We thought the Earthers wouldn’t care what we did. We thought we’d declare independence, there’d be a month or two of fussing from down below and then they’d give up and decide we weren’t worth the effort.
We just weren’t prepared for the ferocity of their response. We also thought they didn’t have the attention span to keep up a blockade for two months, much less five years.
We weren’t totally wrong. The Earthers lobbed nukes and missiles and even a few neutrino guns at us before they gave up and just decided on a blockade. They figured that we’d eventually get hungry enough to mind our manners.
Over the five years of Spacer War, America sent up a few troop ships and what happened with them, you wouldn’t believe. I’d tell you but I’ll probably throw up if I start on that bloody saga and then your mother will definitely yell at me.
Anyway, we Spacers were all starting to get a little worried, you know? Down to eating our shoelaces because we’d already gobbled up the rats. Then the Americans started making noises, like they invented a longer-range nuke that could pick off the bigger colonies no matter how far out we parked them.
That’s why we were so thrilled when that deep space mining expedition returned. It took them years but those insane Hathor miners went out and found huge chunks of rock and water. Water! There was rejoicing all over the sky about the water. They saved our bacon with that one.
Of course, Manny only had eyes for the huge chunk of plutonium ore they hauled back. They filled an entire mining ship full of it, one of the biggest starships ever built. That thing was the size of New York. No, that doesn’t mean anything to you, does it, kid? It was bigger than this whole Ithaca colony. And after we found out how much plutonium that sucker had it in, there was no shutting Manny up about that rock.
I got so sick of hearing him go on and on about all the weapons we were gonna make and how Manny was gonna serve those Earthers up some of their own medicine.
And then I will be damned if your dad doesn’t go and lob the entire ship full of plutonium rock right at the planet!
Not only does he kill all Manny’s war machine dreams, but he ends the War doing it!
If Manny could have turned green with envy, he would have, kid.
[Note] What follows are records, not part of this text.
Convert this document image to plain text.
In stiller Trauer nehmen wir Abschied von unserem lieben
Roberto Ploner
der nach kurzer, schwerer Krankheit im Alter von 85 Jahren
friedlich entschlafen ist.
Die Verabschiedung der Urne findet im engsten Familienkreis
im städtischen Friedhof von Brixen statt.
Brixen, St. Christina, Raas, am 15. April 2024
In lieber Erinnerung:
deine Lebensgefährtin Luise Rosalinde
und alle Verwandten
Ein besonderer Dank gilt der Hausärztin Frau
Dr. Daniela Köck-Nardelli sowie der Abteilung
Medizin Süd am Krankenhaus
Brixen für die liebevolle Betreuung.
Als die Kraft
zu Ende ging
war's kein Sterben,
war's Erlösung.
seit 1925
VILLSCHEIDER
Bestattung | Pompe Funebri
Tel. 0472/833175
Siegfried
It’s probably a good thing your dad disappeared right after the War, because I’m pretty sure Manny hired out a hit squad to find the runty little upstart that hijacked his war and stole all the glory.
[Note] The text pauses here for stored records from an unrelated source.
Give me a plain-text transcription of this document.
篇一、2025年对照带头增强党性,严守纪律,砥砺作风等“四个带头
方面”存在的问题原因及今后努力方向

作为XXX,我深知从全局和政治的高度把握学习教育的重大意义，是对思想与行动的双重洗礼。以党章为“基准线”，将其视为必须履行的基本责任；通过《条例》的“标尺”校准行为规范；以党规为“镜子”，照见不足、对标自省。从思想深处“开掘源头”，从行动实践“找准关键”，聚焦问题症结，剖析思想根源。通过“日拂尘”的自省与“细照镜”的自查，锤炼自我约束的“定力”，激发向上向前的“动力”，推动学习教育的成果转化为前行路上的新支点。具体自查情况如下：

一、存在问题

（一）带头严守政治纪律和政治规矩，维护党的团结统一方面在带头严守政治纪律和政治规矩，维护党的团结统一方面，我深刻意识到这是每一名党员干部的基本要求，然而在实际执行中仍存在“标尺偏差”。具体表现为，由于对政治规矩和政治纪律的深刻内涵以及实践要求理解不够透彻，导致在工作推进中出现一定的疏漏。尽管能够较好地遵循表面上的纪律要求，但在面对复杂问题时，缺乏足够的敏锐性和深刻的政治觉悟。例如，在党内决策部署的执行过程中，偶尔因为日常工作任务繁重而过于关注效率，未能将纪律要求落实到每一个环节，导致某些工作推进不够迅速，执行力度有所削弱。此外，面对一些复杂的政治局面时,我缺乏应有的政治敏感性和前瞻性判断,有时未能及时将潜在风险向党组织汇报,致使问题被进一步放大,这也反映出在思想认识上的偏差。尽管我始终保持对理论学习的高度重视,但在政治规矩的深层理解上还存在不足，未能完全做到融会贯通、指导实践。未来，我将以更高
Not that old Manny wasn’t right on the Ether afterwards telling the Earthers that he never would have condoned such an atrocity, even if they did sort of ask for it by saying they were going to make an example of your dad’s home colony. Oh, Manny wept for poor flattened Mexico on the vidscreen, but what really chapped his hide was that he didn’t think of it first.
I guess you saw the touching drama that was Helen’s homecoming right? The Queen of the Skies is released from her prison and flies back to her warty king and they have a wonderful romantic reunion?
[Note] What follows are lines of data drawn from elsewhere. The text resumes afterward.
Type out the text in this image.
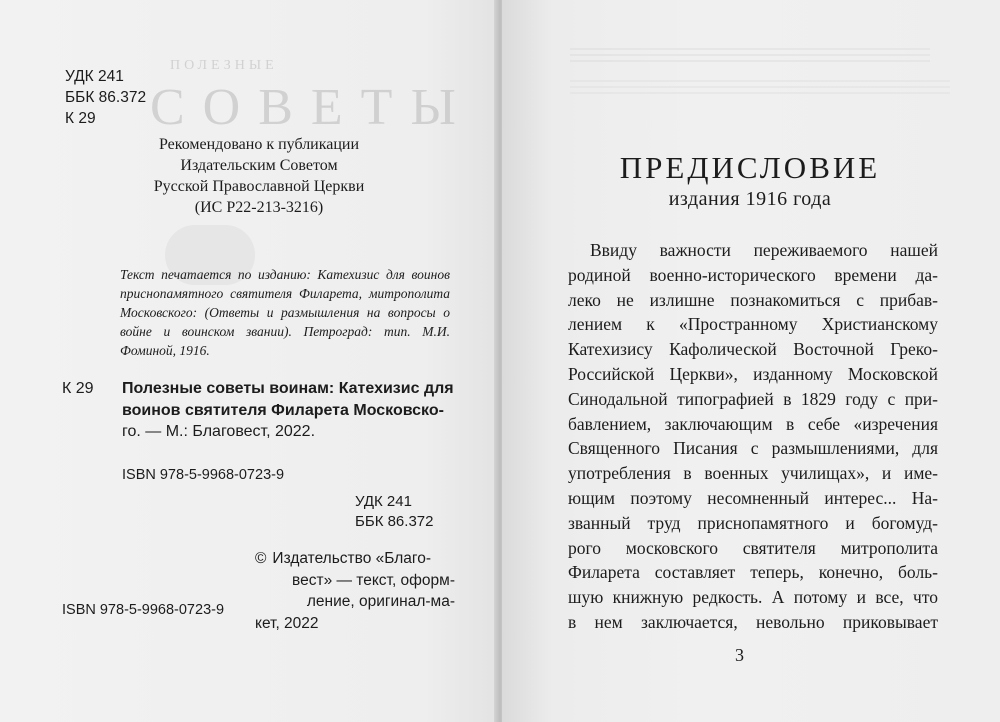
ПОЛЕЗНЫЕ
СОВЕТЫ
УДК 241
ББК 86.372
К 29
Рекомендовано к публикации
Издательским Советом
Русской Православной Церкви
(ИС Р22-213-3216)
Текст печатается по изданию: Катехизис для воинов приснопамятного святителя Филарета, митрополита Московского: (Ответы и размышления на вопросы о войне и воинском звании). Петроград: тип. М.И. Фоминой, 1916.
К 29 Полезные советы воинам: Катехизис для воинов святителя Филарета Московско-го. — М.: Благовест, 2022.
ISBN 978-5-9968-0723-9
УДК 241
ББК 86.372
© Издательство «Благо-
вест» — текст, оформ-
ление, оригинал-ма-
кет, 2022
ISBN 978-5-9968-0723-9
ПРЕДИСЛОВИЕ
издания 1916 года
Ввиду важности переживаемого нашей
родиной военно-исторического времени да-
леко не излишне познакомиться с прибав-
лением к «Пространному Христианскому
Катехизису Кафолической Восточной Греко-
Российской Церкви», изданному Московской
Синодальной типографией в 1829 году с при-
бавлением, заключающим в себе «изречения
Священного Писания с размышлениями, для
употребления в военных училищах», и име-
ющим поэтому несомненный интерес... На-
званный труд приснопамятного и богомуд-
рого московского святителя митрополита
Филарета составляет теперь, конечно, боль-
шую книжную редкость. А потому и все, что
в нем заключается, невольно приковывает
3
No one ever gives Helen credit for her acting abilities, but that was pure fiction from the first close-up to the last elegant tearful smooch, kid. She was totally pissed off at Manny and for the first time in his life, the poor guy didn’t deserve it!
Helen never would believe that he had nothing to do with lobbing the spaceship down at Mexico while she was in prison in Louisiana. She’s just smart enough to know that it’s not like you can aim a rock the size of New York and that nuclear bomb of a ship could just have easily landed on her. No, Helen has never forgiven poor old Manny for almost squashing her to death and she’s been giving him merry hell ever since.
Now, if you’ll excuse me, I need to go sit down and put my head in a toilet. I wish we still had proper toilets, not these uncomfortable gizmos they got to conserve water, but a nice cool, white toilet.
Someday, kid, when you’re older, you come visit Manny and me. I will show you a toilet the way God intended toilets to be and if you leave your mom at home, I’ll make sure you drink enough liquor to truly appreciate a real toilet.
Please don’t tell your mom I talked to you at all, actually.